China is upending the global plastics market. The world’s biggest user of scrap has stopped accepting shiploads of other countries’ plastic trash as it phases in a new ban. That’s bad news for the recycling industry, as China has been a major consumer of salvaged materials it processes into resin that ends up in pipe, carpets, bottles and other cogs of modern life.

China has begun buying brand new plastic to replace all the recycled scrap — and that’s great news for U.S. chemical makers such as DowDuPont Inc., which are rushing to find markets for millions of tons of new production amid an industry investment binge. U.S. exports of one common plastic are expected to quintuple by 2020.

“It’s a good time to be bringing on some new assets,” Mark Lashier, Chief Executive Officer of Chevron Phillips Chemical Co., said in an interview last month as he marked the opening of two polyethylene plants in Old Ocean, Texas. “If you pull recycled plastic out, that market demand is going to increase.”

China is undoing decades of effort that built a massive scrap recycling industry — the cheapest way to produce plastic products for its growing economy. The country accounted for 51 percent of the world’s plastic scrap imports last year, with the biggest contribution coming from the U.S., according to the Institute of Scrap Recycling Industries, an international trade group.

Supply Shift

Now China is changing course, telling the World Trade Organization in July that it will stop accepting imports of used plastics and paper by Jan. 1 as the nation takes steps to clean up its industrial pollution. The China ban could shift about 2 percent of global polyethylene plastics supply from recycled to new material, Vincent Andrews, an analyst at Morgan Stanley, said in a Nov. 30 report. The country has already halved its purchases of scrap polyethylene from a 2014 peak, he said.

The U.S. is the only country in a position to quickly fill the gap, said Jonas Oxgaard, an analyst at Sanford C. Bernstein & Co.

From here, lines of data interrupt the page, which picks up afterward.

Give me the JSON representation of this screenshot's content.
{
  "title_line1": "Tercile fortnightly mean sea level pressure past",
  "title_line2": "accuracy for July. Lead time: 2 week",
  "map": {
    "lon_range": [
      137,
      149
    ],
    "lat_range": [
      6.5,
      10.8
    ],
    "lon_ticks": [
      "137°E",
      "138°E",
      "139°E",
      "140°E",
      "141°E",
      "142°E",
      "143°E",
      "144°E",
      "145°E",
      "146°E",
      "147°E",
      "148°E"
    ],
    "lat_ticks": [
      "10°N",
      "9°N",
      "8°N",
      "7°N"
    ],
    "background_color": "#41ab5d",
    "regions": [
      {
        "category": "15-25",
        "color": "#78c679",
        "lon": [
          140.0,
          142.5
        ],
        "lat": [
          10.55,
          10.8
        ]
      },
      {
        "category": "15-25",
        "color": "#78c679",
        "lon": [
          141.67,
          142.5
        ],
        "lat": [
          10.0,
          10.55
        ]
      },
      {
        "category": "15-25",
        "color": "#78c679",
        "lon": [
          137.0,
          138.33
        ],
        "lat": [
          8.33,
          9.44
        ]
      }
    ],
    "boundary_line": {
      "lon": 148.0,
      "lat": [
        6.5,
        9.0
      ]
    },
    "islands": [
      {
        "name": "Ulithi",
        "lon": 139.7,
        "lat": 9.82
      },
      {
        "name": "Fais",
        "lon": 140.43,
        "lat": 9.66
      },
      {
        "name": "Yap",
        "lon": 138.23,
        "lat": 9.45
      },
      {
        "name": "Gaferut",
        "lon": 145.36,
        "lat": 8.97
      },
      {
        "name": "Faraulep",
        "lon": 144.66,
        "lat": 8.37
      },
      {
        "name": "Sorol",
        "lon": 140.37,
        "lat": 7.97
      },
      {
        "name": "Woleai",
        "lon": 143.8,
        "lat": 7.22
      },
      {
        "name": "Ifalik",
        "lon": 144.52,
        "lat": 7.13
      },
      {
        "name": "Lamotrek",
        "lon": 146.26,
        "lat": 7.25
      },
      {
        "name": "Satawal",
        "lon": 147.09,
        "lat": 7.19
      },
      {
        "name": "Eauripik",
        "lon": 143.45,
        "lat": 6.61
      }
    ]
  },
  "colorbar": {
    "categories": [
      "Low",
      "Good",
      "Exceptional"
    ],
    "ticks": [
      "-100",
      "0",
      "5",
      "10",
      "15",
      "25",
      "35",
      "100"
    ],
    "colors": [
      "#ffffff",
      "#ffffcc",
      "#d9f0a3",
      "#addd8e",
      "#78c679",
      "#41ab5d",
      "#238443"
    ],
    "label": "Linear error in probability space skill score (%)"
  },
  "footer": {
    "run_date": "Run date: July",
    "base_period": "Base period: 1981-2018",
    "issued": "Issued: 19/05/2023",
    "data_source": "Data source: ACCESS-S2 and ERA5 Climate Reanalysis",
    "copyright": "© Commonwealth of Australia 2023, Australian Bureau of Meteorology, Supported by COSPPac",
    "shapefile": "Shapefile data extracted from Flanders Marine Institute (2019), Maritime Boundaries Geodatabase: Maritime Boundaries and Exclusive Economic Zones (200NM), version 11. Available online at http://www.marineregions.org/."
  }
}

That’s because the U.S. has become the cheapest place in the world to make plastic, thanks to a fracking boom that’s created a glut of natural gas, the main feedstock for manufacturing. Taking advantage of low gas prices, chemical producers have invested an unprecedented $185 billion to build new capacity in the U.S., according to the American Chemistry Council, an industry group.

Natural gas prices at $3.50 per million British thermal units would be about $20 a barrel on an oil equivalent basis, Royal Dutch Shell Plc said during an investor briefing on Oct. 13. West Texas Intermediate crude futures traded at $57.40 a barrel at 5:04 p.m. Singapore time.